Britain’s borrowing costs are surging as economists warned Britain is particularly exposed to an inflation crisis from the war in Iran.

The yield on 10-year gilts – a benchmark for the cost of servicing the national debt – rose 10 basis points on Thursday.

UK borrowing costs are now at their highest level since February 9, when bond markets reacted to speculation over the future of Sir Keir Starmer’s leadership.

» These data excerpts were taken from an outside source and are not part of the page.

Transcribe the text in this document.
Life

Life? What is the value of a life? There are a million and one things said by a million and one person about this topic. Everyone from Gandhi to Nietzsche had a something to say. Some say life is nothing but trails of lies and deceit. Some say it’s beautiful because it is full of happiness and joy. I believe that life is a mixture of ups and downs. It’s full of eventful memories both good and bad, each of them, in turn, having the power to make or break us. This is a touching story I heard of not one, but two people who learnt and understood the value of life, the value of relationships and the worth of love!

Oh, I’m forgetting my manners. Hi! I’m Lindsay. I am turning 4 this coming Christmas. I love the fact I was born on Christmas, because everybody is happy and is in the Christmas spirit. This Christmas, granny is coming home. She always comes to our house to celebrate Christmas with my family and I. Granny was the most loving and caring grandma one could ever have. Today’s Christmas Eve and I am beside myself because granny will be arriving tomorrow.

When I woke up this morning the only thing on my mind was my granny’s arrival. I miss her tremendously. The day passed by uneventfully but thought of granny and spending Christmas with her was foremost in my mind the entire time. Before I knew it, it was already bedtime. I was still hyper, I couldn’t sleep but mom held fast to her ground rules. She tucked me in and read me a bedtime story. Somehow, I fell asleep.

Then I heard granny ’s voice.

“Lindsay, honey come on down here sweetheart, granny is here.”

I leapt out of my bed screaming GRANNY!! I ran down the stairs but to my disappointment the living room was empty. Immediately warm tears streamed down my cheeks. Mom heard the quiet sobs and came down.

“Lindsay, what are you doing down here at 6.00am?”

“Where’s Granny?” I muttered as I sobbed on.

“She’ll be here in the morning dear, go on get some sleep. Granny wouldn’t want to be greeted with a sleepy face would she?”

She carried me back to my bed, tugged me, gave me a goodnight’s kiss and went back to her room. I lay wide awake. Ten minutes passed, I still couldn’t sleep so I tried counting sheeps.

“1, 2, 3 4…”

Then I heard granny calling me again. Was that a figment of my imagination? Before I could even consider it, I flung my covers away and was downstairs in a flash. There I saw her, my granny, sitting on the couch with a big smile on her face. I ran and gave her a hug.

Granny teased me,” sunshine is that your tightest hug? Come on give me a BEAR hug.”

It puts them on course for the steepest weekly rise since since May 2023, when traders questioned the Bank of England’s ability to keep a lid on inflation.

It came amid a fresh stock market sell off in London and on Wall Street, with the FTSE 100 closing 1.45pc lower.

Investors are rattled by escalating conflict in the Middle East, fearing the war will strangle energy supplies and push up prices.

Ed Miliband admitted that British households were “exposed” to rising global energy prices after the Iran conflict hit oil and gas supplies.

The Energy Secretary said the country had been left at the mercy of international energy markets after a dramatic drop-off in traffic through the vital Strait of Hormuz.

Around a fifth of the world’s oil and gas passes through the trade route, which has been effectively closed after attacks on tankers.

Mr Miliband told MPs on Thursday that tanker movements had “declined very significantly” through the vital waterway after Iran targeted energy production and infrastructure.

He said that “as when Russia invaded Ukraine, we will be exposed to price competition” when the next Ofgem price cap is calculated from July.

Oil prices jumped as the war in Iran entered its sixth day. A barrel of Brent crude, the international standard, rose 3.8pc to $84.52, up from around $70 last week.

Michael Saunders, a former Bank of England rate setter, warned that Britain was particularly vulnerable to an energy shock because of its reliance on imports.

Mr Saunders said inflation was likely to remain higher for longer, warning that it could be closer to 3pc than the Bank’s 2pc target by the end of the year.

Mr Saunders said he expected any “sustained energy price surge” to prompt the government to step in to help pay household energy bills given that “the government’s popularity is low and its political strategy is heavily focused on ‘cost of living’ issues.”

Mr Miliband also hinted the government would consider financial support for households if needed.

Stressing that the impact on households would “depend on the length of time for which this crisis lasts”, he added: “As we continue to monitor the effects of these events, the House and the country should be in no doubt that the Prime Minister’s number one priority is to tackle the cost of living crisis that affects families across Britain, however long this crisis lasts.”